Leah took a step forth. “However, part of me has never seen this bellflower’s real power until now. Abraham thinks that blind faith is a substitute for worthwhile relationships. That we can all combat the Hollowing indefinitely if we just believe in one man’s vision. Strength in numbers is a truth in this world. It should follow that absolute numbers begets absolute strength. But his Beholder ideology is rooted in a set of lies. No more than a fever dream.

“True strength can never come under those terms. It has to be rooted in the authentic relationships that we cultivate. Just as I saved Liam and he saved me, we both became stronger through our friendship together. That is what makes my life worth living. I suppose I’d always known this, deep down. But I’d forgotten. We’ve all forgotten.”

She thought back to Socrates. Though the memory of that day had blurred through her hollowing, bits and pieces still held firm. His version of reality missed the point. No one was truly alone so long as they never stopped reaching out to those they loved.

Leah met her in the eyes. “I may be a cold-blooded bitch, but I’m sure as fuck not blind to your suffering, Evelyn. You were driven right to the Beholders because of my narcissism. Your family came to me for help, and I shoved you in a closet to be forgotten. Someone like you, tossed to the wayside while your safety was left in the hands of someone who wasn’t nearly as invested.

“It wasn’t like I didn’t know how you’d react either. Frankly, I just didn’t give a shit at the time. Instead of treating your family with the respect and dignity you deserve, I thought your presence in this city could only make me weaker.

“Abraham’s been exploiting that gap. For you, for me, for us all. By dangling the prospect of eternal love and companionship, we’ve all become victims. No more than prisoners forever trapped inside his fever dream. We cannot escape if we’re doing it by ourselves.”

Evelyn stared deep. “What are you trying to say?”

Leah rubbed the plastic petals. “This world’s sitting at the edge of ruin, but there’s only one way to bring it back.” She handed over her bellflower. “Fight with me, Evelyn. Not as my soldier but as my friend. No matter what comes next, we can beat the odds so long as we do it together.”
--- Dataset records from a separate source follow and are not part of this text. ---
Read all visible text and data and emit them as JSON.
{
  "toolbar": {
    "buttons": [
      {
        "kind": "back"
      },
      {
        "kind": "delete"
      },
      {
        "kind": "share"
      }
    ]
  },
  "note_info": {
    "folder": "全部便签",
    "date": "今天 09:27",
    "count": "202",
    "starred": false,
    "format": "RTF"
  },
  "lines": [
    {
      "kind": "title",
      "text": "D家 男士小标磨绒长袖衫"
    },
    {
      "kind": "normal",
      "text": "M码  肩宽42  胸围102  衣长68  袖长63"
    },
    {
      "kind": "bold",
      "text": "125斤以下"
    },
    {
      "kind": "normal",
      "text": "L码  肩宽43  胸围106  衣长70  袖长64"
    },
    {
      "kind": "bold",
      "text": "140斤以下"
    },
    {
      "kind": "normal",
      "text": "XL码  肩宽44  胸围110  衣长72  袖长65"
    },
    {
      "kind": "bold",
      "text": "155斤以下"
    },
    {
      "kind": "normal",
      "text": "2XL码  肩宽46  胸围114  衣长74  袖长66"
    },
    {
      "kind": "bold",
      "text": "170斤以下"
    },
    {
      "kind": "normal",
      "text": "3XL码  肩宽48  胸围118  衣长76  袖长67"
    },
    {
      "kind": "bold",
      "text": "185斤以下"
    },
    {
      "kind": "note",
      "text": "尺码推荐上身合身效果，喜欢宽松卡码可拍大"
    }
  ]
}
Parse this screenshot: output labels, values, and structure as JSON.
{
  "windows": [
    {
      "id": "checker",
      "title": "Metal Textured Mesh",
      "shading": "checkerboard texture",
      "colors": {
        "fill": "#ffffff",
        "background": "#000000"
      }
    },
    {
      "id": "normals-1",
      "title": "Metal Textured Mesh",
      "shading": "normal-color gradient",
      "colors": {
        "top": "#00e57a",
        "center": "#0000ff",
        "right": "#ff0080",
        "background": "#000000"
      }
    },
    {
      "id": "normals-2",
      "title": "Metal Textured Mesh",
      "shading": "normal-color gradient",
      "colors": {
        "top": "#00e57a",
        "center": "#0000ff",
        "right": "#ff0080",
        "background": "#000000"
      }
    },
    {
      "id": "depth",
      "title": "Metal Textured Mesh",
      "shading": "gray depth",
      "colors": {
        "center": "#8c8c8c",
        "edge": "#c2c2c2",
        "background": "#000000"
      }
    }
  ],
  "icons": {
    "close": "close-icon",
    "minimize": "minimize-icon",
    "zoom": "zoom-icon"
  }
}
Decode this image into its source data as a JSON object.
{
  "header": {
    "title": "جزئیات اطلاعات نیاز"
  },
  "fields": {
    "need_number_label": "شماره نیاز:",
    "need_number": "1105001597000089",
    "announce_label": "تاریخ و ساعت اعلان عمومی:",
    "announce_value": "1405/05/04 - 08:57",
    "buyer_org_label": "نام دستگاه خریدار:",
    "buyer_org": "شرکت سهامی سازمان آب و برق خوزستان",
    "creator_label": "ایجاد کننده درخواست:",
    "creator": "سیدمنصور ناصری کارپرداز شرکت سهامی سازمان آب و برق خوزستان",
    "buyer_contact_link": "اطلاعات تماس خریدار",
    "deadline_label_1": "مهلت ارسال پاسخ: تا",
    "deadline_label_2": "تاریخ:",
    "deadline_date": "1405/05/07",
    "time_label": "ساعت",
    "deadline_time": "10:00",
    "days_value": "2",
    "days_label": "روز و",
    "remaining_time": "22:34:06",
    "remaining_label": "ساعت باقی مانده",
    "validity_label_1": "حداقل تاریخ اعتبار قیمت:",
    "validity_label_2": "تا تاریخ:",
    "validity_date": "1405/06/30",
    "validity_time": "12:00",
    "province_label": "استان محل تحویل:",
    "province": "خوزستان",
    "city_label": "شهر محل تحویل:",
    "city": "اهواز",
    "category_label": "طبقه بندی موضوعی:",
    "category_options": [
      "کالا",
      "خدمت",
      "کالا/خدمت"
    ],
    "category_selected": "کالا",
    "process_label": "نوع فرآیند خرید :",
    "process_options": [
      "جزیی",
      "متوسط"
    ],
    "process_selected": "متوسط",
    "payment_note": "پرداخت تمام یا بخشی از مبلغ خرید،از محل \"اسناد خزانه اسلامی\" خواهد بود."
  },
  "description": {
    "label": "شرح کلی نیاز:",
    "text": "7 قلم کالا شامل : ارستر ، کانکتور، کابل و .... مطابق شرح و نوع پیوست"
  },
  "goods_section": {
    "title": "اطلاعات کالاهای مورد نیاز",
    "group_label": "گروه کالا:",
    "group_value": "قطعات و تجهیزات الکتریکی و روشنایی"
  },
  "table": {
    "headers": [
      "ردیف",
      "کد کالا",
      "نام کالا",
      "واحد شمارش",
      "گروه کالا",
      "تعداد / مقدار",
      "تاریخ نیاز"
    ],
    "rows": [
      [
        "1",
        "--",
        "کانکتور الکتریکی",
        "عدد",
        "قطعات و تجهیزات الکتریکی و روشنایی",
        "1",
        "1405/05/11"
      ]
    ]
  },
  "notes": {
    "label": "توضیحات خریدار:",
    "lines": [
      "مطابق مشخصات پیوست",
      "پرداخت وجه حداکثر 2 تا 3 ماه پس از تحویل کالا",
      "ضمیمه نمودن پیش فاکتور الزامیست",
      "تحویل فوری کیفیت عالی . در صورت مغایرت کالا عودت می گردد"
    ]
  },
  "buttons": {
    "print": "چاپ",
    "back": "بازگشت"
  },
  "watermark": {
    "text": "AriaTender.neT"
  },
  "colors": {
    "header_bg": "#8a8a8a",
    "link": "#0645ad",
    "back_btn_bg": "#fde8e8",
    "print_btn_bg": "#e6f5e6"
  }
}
For a while, Evelyn said nothing, her dark eyes cold and blank, and lips locked in a tight, thin line. Leah watched on in calm patience. The two of them might have started from opposite ends of the Hollowing, but they were both forged through the same fires. If anything, Evelyn stood as the human version of Leah. A pragmatic killer who fought until the bitter end and then some. All to keep herself and those she loved intact. How had she not seen this truth until now?

Evelyn grabbed her hand, the bellflower between their fingers. “First things first, we need to find Liam and my daughter.”

“Deal.” They shook. “Let’s end this.”